Tenkorang also has looked at how to make a better, simpler model to accurately forecast crop prices. It would allow farmers to make better production decisions, plan financial activities, and develop marketing plans and risk-reduction strategies. The problem, he and Bridges found, is that much of the key data required to predict prices that was relied on by earlier studies is not available to agricultural producers when they need to make planting decisions.

The two UNK researchers also have compiled data about how changes in U.S. farm policies, starting with the 1996 Farm Bill’s new freedoms to plant various crops, have changed land use decisions. Their October 2008 paper was titled “Multi-Crop Acreage Response to the 1996 Farm Act and Beyond.” Most of Tenkorang’s work thus far has been secondary research. He said there are many issues that can be studied in that way, but he hopes to use Nebraska’s fertile farm country to do his own data collection in the future.

“What I have in mind is to use primary data, go down to farms and primary businesses,” he said. He is already mentoring a student, who is exploring the impact the current recession has had on small businesses in Kearney.

“We want to know who overcame it, and what they did,” Tenkorang said.

The student, an economics major, was in the UNK Undergraduate Research Fellow program.
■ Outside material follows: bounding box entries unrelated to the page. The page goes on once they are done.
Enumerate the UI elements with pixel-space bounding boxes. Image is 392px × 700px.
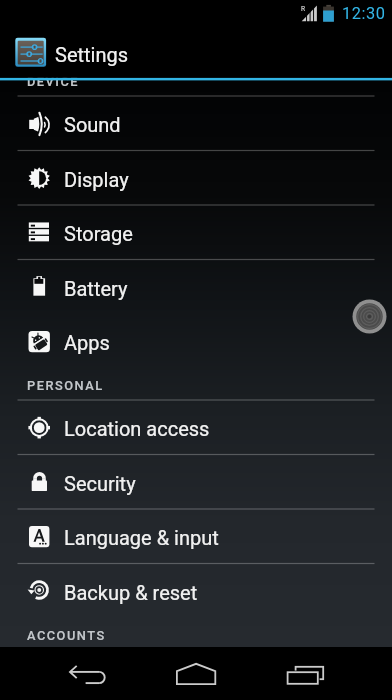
staticText: R (301, 5, 306, 13)
staticText: Display (64, 168, 129, 191)
staticText: 12:30 (342, 4, 386, 23)
staticText: DEVICE (27, 74, 80, 89)
button[interactable] (0, 96, 392, 151)
button[interactable]: Recent apps (275, 650, 337, 697)
staticText: Location access (64, 417, 210, 440)
staticText: Apps (64, 331, 110, 354)
staticText: Sound (64, 113, 121, 136)
staticText: Storage (64, 222, 133, 245)
button[interactable] (0, 455, 392, 510)
button[interactable] (0, 564, 392, 619)
staticText: Language & input (64, 526, 219, 549)
staticText: ACCOUNTS (27, 628, 106, 643)
button[interactable] (0, 26, 392, 78)
staticText: Security (64, 472, 136, 495)
button[interactable]: Back (58, 650, 120, 697)
button[interactable] (0, 151, 392, 206)
staticText: Backup & reset (64, 581, 198, 604)
staticText: PERSONAL (27, 378, 104, 393)
button[interactable] (0, 205, 392, 260)
staticText: Battery (64, 277, 128, 300)
button[interactable]: Home (165, 650, 227, 697)
button[interactable] (0, 400, 392, 455)
button[interactable] (0, 260, 392, 315)
staticText: Settings (55, 43, 129, 66)
button[interactable] (0, 509, 392, 564)
button[interactable] (0, 314, 392, 369)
He gathered literature and background information on the topic and has reapplied to the program to continue working with Tenkorang on the research. Tenkorang said that he hopes surveys of business owners can be done this fall and that he can have some data assembled by next May.

And the former city boy from Ghana, whose roots have become firmly planted in Nebraska, will find his research work tied even tighter to Nebraska and Nebraskans.